Car cette ovation ne relève pas du hasard. Elle s’inscrit dans la continuité d’une relation entretenue au sommet entre Félix Tshisekedi et Denis Sassou Nguesso, faite de proximité et de convergences. Une complicité que symbolisent aussi les rapports cordiaux entre leurs familles, notamment avec la Première dame de la RDC, Denise Nyakeru Tshisekedi bien que celle-ci n’ait pas effectué le déplacement.

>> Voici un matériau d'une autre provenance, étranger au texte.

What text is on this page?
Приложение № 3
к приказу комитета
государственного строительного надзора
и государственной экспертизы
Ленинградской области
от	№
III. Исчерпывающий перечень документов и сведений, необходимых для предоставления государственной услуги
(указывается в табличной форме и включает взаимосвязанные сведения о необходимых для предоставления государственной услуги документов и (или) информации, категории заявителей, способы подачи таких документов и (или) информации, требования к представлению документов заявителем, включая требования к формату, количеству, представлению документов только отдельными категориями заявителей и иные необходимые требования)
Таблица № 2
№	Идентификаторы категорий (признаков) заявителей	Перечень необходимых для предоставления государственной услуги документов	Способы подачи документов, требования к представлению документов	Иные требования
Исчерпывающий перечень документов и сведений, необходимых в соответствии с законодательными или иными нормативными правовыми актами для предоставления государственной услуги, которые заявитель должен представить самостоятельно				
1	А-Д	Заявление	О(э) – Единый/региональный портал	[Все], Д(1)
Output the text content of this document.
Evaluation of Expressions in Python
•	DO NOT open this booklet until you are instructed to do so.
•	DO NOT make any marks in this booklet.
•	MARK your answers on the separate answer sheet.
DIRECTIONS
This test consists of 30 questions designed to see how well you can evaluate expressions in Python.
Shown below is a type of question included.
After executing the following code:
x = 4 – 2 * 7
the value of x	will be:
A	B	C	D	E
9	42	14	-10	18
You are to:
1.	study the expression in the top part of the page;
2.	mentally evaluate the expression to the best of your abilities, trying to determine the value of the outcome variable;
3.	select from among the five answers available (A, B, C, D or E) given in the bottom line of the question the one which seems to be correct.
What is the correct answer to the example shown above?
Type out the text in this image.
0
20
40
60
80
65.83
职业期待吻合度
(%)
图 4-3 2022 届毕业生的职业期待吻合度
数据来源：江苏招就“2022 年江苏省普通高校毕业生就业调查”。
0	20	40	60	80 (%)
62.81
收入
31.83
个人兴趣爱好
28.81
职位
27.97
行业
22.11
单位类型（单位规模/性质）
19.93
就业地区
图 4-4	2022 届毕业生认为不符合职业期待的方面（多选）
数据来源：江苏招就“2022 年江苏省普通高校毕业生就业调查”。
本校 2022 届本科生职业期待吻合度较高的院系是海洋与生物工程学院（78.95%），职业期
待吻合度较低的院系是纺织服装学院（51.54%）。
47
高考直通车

À quelques minutes d’intervalle, le contraste fut saisissant. L’entrée du président rwandais Paul Kagame a suscité une réaction nettement plus froide, voire hostile. Des huées ont traversé les gradins, mêlées à de timides applaudissements, révélant une perception publique marquée par les tensions persistantes dans la région des Grands Lacs.
Ce double signal envoyé par la foule dépasse la simple anecdote. Il agit comme un baromètre des opinions populaires dans un espace régional où les enjeux sécuritaires, notamment dans l’Est de la RDC, continuent d’influencer les perceptions des dirigeants étrangers.
Réélu avec plus de 94 % des suffrages, Denis Sassou Nguesso entame un nouveau mandat sous le regard d’une région en recomposition. Et dans les tribunes de Kintélé, entre ovations et désapprobations, c’est toute la cartographie des affinités et des crispations régionales qui s’est brièvement dessinée.
Au final, plus qu’une investiture, Brazzaville aura offert une scène politique à ciel ouvert où le peuple, en quelques clameurs, a livré sa propre lecture des rapports de force en Afrique centrale.